An enterprising hoaxer – claiming to be acting in the tradition of Ern Malley – has published a spurious article on a scientific topic in Quadrant with the aim of demonstrating that Keith Windschuttle would print “outrageous propositions” which accord with his ideological disposition. The article was also designed to lampoon Windschuttle’s mode of historical research. You can read the story – by Margaret Simons – at Crikey.
Update: There’s more from Simons at her blog Content Makers.
Update: Windschuttle responds.
Update: Robert Corr on Windschuttle and footnotes.
Update: Tim Lambert posts at Deltoid and links to a range of other commentary and discussion.
Update: John Quiggin is interested in Windschuttle’s own hoax:
Just before this, I was thinking about another hoax, namely the repeated promise of a Volume 2 of The Fabrication of Australian History. When Volume 1 came out back in 2002, Windschuttle promised further volumes on an annual schedule, covering Queensland and WA. Since Queensland in particular was the focus of Henry Reynolds’ main work, and since the evidence of numerous massacres seems incontrovertible, this promised volume was central to Windschuttle’s claims of fabrication.
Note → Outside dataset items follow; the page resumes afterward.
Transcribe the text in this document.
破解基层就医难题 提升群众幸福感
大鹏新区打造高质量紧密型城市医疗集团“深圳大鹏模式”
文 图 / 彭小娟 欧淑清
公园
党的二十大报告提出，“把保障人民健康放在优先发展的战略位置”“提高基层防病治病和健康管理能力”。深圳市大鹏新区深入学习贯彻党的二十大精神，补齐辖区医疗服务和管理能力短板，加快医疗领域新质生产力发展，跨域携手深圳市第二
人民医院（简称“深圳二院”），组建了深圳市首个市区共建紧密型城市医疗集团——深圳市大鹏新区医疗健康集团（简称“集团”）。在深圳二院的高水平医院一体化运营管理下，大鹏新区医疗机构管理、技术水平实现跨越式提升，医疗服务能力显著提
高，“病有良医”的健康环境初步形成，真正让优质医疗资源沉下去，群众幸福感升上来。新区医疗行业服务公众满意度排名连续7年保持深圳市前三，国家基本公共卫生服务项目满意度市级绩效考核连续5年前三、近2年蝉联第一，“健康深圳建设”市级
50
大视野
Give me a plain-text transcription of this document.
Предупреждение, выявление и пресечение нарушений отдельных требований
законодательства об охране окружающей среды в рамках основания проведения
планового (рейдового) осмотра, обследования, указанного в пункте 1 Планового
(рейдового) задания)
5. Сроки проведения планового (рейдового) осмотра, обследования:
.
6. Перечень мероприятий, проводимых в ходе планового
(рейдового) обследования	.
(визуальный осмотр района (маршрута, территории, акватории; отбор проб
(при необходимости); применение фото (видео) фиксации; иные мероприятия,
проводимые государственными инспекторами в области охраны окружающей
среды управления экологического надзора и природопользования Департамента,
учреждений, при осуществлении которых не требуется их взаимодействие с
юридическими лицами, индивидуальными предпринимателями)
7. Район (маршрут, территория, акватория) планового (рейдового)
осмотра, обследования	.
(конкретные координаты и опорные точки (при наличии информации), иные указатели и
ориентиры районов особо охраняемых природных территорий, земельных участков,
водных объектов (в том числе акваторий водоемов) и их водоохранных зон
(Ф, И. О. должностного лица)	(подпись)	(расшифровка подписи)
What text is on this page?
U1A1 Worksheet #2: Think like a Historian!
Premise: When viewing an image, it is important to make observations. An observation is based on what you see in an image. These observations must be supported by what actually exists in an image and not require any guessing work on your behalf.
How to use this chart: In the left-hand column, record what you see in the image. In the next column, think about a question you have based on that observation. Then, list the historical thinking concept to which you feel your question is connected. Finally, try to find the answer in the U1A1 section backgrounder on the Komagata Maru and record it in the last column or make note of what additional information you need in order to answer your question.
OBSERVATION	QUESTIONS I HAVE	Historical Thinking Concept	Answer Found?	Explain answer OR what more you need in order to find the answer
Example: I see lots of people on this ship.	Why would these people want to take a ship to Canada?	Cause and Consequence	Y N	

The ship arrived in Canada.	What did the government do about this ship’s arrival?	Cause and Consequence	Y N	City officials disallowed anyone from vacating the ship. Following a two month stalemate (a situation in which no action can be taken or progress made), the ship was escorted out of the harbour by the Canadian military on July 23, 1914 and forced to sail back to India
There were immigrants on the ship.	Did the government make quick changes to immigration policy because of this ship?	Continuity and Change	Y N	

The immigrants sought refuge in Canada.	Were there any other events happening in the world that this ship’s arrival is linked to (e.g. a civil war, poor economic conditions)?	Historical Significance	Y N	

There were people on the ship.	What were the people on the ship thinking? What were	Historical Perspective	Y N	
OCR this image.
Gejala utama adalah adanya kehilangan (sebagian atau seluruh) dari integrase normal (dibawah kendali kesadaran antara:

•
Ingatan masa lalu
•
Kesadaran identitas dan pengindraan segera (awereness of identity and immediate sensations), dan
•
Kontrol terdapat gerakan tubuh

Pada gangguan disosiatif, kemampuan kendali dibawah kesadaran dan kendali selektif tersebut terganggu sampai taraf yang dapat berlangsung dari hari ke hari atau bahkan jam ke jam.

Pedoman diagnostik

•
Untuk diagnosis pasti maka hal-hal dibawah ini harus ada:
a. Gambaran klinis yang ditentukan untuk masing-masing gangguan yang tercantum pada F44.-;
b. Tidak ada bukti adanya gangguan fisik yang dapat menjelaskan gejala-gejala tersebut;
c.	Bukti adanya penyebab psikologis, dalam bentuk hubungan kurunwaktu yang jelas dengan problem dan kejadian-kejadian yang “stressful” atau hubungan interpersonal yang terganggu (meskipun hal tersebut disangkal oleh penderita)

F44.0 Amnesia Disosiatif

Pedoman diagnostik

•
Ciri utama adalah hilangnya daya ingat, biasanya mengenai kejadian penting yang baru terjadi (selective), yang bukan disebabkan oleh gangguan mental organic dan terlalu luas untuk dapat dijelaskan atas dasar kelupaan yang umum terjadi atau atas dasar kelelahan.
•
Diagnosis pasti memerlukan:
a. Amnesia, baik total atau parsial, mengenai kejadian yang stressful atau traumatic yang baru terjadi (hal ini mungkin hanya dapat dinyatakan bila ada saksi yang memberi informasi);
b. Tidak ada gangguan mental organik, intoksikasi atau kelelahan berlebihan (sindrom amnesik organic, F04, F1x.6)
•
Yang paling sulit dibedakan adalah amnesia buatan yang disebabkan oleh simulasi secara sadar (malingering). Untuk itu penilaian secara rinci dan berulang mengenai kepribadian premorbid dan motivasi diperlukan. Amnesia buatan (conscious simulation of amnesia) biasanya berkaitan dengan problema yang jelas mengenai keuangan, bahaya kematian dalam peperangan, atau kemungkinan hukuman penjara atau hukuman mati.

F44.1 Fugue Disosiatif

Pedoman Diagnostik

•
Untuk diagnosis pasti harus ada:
The promise was repeated year after year, but no Volume 2 ever appeared, and the “research” supposedly already undertaken has stayed out of sight.
Then in February 2008, Windschuttle published extracts from a Volume 2, promised for publication “later this year”, but now on a totally different topic, that of the Stolen Generation. His target this time was Peter Read, an eminent historian who’s done a lot of practical work reuniting Aboriginal children with their birth families. It’s 2009, the promised volume hasn’t appeared, and there hasn’t been any reference to it on Windschuttle’s site for some time.
The real hoax victims here have been those on the political right, who’ve repeatedly swallowed Windschuttle’s promises to refute well-established facts about Australian history “later this year” and who are now getting their “science” from his discredited magazine.
Update: Counterknowledge, Skepticlawyer and Andrew Norton.
Update: Some more links in a post at Overland.
Update: I think some of the point of the hoax – that it was specifically directed against Keith Windschuttle because of his obsession with damning others for errors in footnotes – has been lost in all the wash up. Jeff Sparrow in Crikey refocuses discussion on the central point.
Update: At Club Troppo, Don Arthur thinks he may have an answer to the question – “Who is Sharon Gould?”
Update: A quick post responding to some misconceptions in the Troppo comments thread.
Update: Katherine Wilson has been revealed to be the hoaxer, and Margaret Simons examines the sequence of events, with something of a focus on the journos v. bloggers angle.
Update: I’m having a bit of a debate at Simons’ blog Content Makers with her on some of the inferences she’s drawn about blogging and journalism from all this.